Packaged in red and white aluminum cans reminiscent of Coca-Cola’s iconic design, Chat Cola appeals to Palestinians seeking alternatives to foreign brands for their alleged support to Israel.
This marks the second attempt in the Middle East to challenge American beverage giants, following Sweden-based brand “Palestine Drinks” as the first to make such a move amid the boycott. Based in Malmo, Sweden, the company is operated under Safad Food AB and was founded by three Palestinian brothers.
“The demand for (Chat Cola) increased since the war began because of the boycott,” said Fahed Arar, owner of Chat Cola to AFP in Salfit. “The national boycott movement has had a big impact,”
Mahmud Sidr, a supermarket manager in Ramallah, noted a shift in consumer preferences, saying, “We’ve seen an increase in sales of Arab and Palestinian products that don’t support Israel.”
A manager from the National Beverage Company, the Palestinian firm responsible for bottling Coca-Cola locally, told AFP that while they had not observed a significant withdrawal of their products from stores, there has been a decline of up to 80 percent in sales to foreign-branded chains.
“There’s a willingness to boycott if the Palestinian producers can produce equivalently good quality and price,” said the head of the Palestine Economic Policy Research Institute, Raja Khalidi to AFP
Khalidi said the desire for Palestinian substitutes has grown sharply since the war in Gaza began, but it is hindered by “an issue of production capacity which we lack.”
“There has never been the political support for buying local that there is now, so it’s a good moment for other entrepreneurs to start up,” Khalidi added
According to reports, the boycott campaign has been more successful in neighboring Arab states that are less reliant on Israeli goods. In Jordan, the franchisee of French retail giant Carrefour, Dubai-based conglomerate Majid Al Futtaim Group, announced it was shutting down all its operations after activists called for a boycott.
After opening a factory in 2019, Arar plans to establish a new facility in Jordan to meet international demand and avoid the challenges of operating in the occupied West Bank.
Although the plant continues to produce thousands of cans of Chat, one production line has been shut down for over a month.
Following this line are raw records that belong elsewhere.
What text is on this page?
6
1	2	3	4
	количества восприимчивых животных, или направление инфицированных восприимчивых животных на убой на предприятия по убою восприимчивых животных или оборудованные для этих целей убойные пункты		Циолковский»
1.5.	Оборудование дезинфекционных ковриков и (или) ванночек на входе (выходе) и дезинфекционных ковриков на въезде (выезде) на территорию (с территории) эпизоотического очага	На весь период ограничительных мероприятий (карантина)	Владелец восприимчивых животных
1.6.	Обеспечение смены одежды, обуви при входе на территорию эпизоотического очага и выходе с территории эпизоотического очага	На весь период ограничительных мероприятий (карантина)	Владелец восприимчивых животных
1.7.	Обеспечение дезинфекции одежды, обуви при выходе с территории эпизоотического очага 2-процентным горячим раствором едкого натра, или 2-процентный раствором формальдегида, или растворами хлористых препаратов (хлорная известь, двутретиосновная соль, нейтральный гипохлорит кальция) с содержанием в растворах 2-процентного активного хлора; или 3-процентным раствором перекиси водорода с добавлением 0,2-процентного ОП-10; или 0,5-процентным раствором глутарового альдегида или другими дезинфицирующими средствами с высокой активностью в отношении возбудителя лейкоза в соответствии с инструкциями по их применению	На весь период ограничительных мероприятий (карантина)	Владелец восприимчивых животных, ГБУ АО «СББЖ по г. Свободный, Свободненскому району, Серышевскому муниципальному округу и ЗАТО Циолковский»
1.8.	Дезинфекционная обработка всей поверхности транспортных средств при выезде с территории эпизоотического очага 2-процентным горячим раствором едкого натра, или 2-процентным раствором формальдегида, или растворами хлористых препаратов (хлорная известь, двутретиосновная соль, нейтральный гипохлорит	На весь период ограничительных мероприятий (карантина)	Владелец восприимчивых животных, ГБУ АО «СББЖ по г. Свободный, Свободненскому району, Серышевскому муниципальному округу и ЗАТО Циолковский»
Arar explained that Israeli authorities have held up a large shipment of raw materials at the Jordanian border, disrupting production. He added that he is currently able to meet only 10 to 15 percent of demand for his product.
In India, Coca-Cola and Pepsi are also feeling the impact of boycotts, with regional brands like Reliance Industries’ Campa Cola and DS Group’s Catch Cola benefiting from offering similar quality at lower prices.